Commemorandolo ai trent’anni dall’assassinio, Ferruccio de Bortoli ricorda sul “Corriere” che la sera prima dell’attentato Walter Tobagi presiedeva un incontro al Circolo della stampa di Milano. Si discuteva del caso Isman, di Fabio Isman che era stato carcerato per aver pubblicato un dossier dei sevizi segreti dai quali una manina previdente aveva strappato la pagina che parlava di Marco Donat Cattin. L’aveva strappata per concentrare l’attenzione sulla pagina mancante, e cioè sul presidente del consiglio Cossiga che del figlio terrorista avrebbe reso edotto il padre ministro, e che qualcuno voleva sloggiare da palazzo Chigi. Ma questo il direttore del “Corriere della sera” non lo ricorda, benché l’argomento sia attualissimo e in discussione alla Camera: della disinformazione che interessi coperti, politici o giudiziari, fanno passare come controinformazione o libertà d’informazione.
Il tema della disinformazione allora non era la corruzione ma il terrorismo. Il dibattito al Circolo della stampa fu infuocato, e Tobagi personalmente fu fatto fatto oggetto di ripetute aggressioni verbali. Di cui la traccia è stata fatta sparire, con i nastri della registrazione del dibattito. Neanche questo de Bortoli nel suo commosso articolo ricorda. Il “sovietismo che non c’è” controlla ancora via Solferino? Tobagi disse tra l’altro, in questo discorso al Circolo della stampa che non si ripubblica, nemmeno nel libro della figlia Benedetta: “C’è un imbarbarimento della società italiana che tocca tutti. Ma sappiamo come nasce, e non possiamo meravigliarci ogni volta che ne scopriamo gli effetti”. Si commemorano i morti, anche nel caso di Tobagi, per ipocrita autocelebrazione, senza mai rispetto per la verità.

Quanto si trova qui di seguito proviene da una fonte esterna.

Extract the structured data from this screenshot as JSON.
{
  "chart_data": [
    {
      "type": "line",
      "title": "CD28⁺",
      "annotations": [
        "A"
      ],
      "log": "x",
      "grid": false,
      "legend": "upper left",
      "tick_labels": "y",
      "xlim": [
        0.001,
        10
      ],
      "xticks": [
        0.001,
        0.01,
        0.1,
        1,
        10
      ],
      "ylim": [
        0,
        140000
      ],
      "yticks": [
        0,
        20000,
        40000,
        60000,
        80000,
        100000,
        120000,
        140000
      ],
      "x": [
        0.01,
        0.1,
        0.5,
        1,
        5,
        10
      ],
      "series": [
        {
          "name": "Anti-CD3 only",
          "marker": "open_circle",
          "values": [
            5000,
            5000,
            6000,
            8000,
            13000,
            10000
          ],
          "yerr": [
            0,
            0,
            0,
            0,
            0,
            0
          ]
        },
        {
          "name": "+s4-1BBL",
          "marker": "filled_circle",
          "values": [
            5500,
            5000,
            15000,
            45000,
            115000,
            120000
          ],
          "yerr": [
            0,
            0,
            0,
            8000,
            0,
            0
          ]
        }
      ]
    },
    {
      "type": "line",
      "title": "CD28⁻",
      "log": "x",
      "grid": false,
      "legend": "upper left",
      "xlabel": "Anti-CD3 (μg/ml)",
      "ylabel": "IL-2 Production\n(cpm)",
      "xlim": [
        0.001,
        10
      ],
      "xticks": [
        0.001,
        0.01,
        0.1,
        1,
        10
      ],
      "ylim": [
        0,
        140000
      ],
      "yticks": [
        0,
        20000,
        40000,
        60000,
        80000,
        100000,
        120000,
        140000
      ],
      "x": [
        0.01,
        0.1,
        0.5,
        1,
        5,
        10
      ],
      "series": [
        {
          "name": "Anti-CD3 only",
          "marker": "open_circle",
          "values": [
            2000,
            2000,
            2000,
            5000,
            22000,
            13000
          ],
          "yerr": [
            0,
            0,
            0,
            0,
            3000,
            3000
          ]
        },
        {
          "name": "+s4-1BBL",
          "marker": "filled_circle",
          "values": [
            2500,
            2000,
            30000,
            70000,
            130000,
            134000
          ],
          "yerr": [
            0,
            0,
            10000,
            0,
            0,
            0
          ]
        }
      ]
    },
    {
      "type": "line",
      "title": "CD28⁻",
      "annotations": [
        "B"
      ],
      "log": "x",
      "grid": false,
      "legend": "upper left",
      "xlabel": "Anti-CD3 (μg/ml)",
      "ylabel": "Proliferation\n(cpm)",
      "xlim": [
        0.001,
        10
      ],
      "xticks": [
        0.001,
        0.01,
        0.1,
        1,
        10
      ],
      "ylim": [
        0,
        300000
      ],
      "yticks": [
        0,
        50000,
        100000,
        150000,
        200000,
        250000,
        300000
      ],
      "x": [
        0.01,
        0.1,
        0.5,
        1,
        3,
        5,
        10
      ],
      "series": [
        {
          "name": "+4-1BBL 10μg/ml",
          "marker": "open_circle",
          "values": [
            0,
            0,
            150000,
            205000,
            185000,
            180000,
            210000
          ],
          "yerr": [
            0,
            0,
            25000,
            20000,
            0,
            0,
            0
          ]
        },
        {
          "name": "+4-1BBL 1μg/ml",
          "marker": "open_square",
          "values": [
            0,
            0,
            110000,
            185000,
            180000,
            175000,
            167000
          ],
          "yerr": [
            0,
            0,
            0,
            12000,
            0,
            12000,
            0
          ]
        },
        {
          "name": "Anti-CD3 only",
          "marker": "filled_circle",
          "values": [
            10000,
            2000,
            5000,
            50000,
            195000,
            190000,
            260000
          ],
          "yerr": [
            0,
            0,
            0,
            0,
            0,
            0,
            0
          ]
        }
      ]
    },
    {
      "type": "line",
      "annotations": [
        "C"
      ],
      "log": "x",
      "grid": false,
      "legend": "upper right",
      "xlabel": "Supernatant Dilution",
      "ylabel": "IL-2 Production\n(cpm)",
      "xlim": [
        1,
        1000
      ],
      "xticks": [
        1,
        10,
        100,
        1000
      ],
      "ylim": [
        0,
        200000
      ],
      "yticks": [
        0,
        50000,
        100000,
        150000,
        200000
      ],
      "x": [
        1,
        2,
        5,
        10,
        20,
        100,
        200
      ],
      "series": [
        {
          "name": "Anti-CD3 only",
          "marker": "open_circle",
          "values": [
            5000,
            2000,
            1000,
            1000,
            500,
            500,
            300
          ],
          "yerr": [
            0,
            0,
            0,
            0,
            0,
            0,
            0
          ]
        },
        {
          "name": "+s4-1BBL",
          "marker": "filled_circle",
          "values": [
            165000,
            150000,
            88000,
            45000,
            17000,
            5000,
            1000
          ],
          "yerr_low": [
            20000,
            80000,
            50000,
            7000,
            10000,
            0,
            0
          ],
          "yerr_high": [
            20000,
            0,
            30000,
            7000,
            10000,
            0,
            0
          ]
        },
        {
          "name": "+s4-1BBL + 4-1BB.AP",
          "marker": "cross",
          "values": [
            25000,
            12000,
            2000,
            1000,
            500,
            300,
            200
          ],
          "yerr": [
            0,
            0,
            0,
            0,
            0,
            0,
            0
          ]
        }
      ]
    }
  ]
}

È certamente lecito per Ferruccio de Bortoli celebrare Tobagi, è uno dei pochi giornalisti italiani a specchiarne l’autonomia di giudizio. Un po’ meno per il giornale e per l’editore: impadronirsi del morto è vecchia pratica gesuitica, non commendevole, specie quando il morto viene celebrato dopo qualche anno e in certi momenti, l’opportunismo cozza con l’onestà intellettuale che è il segno di Tobagi. Sulla disinformazione, i dossier che inquinano l’opinione, i tanti “documenti” che i giornali pubblicano per pettegolezzo, o per obbedire a logiche segrete o di parte, il pensiero di Tobagi è ben sintetizzato da Franco Abruzzo nella prefazione a Federica Mazza, “La storia del sindacato dei giornalisti da Francesco de Sanctis a Walter Tobagi”, Scheiwiller, 2005:
“Contro i rischi della superinformazione e della diffusione di notizie di «padre ignoto», si alza ammonitrice la voce di Walter Tobagi, del Tobagi dell’ultimo dibattito al Circolo della Stampa di Milano. Era il 27 maggio 1980. Un discorso ancora oggi attualissimo. Non dobbiamo confondere controinformazione e superinformazione, consapevoli anche che l'apparente controinformazione potrebbe essere «un servizio prestato a una superinformazione di cui sfuggono completamente fini e modalità». Se cade in questo errore, diceva Tobagi, «il giornalista deve chiedersi se fa un servizio giornalistico o se fa un altro servizio, che nel caso specifico è assai meno nobile». Il lettore non può essere destinatario di notizie di «padre ignoto». Al lettore si deve anche dire la fonte che ha diffuso l’informazione «perché se non si fa questo i giornali rischiano di diventare degli strumenti che servono per combattere battaglie per conto terzi». Tobagi suggeriva una via d’uscita alla crisi dei rapporti giudici-giornalisti: dibattimenti rapidi in modo tale che i giudici non siano costretti a nascondere le notizie e i giornalisti non siano costretti a scrivere articoli sulla base di pochi dati. Era il 27 maggio 1980. Nove anni dopo è entrato in vigore il nuovo rito processuale penale. Le cose non sono migliorate. I processi sono sempre lenti. Dai Palazzi di Giustizia continuano a uscire molte notizie di «padre ignoto»”.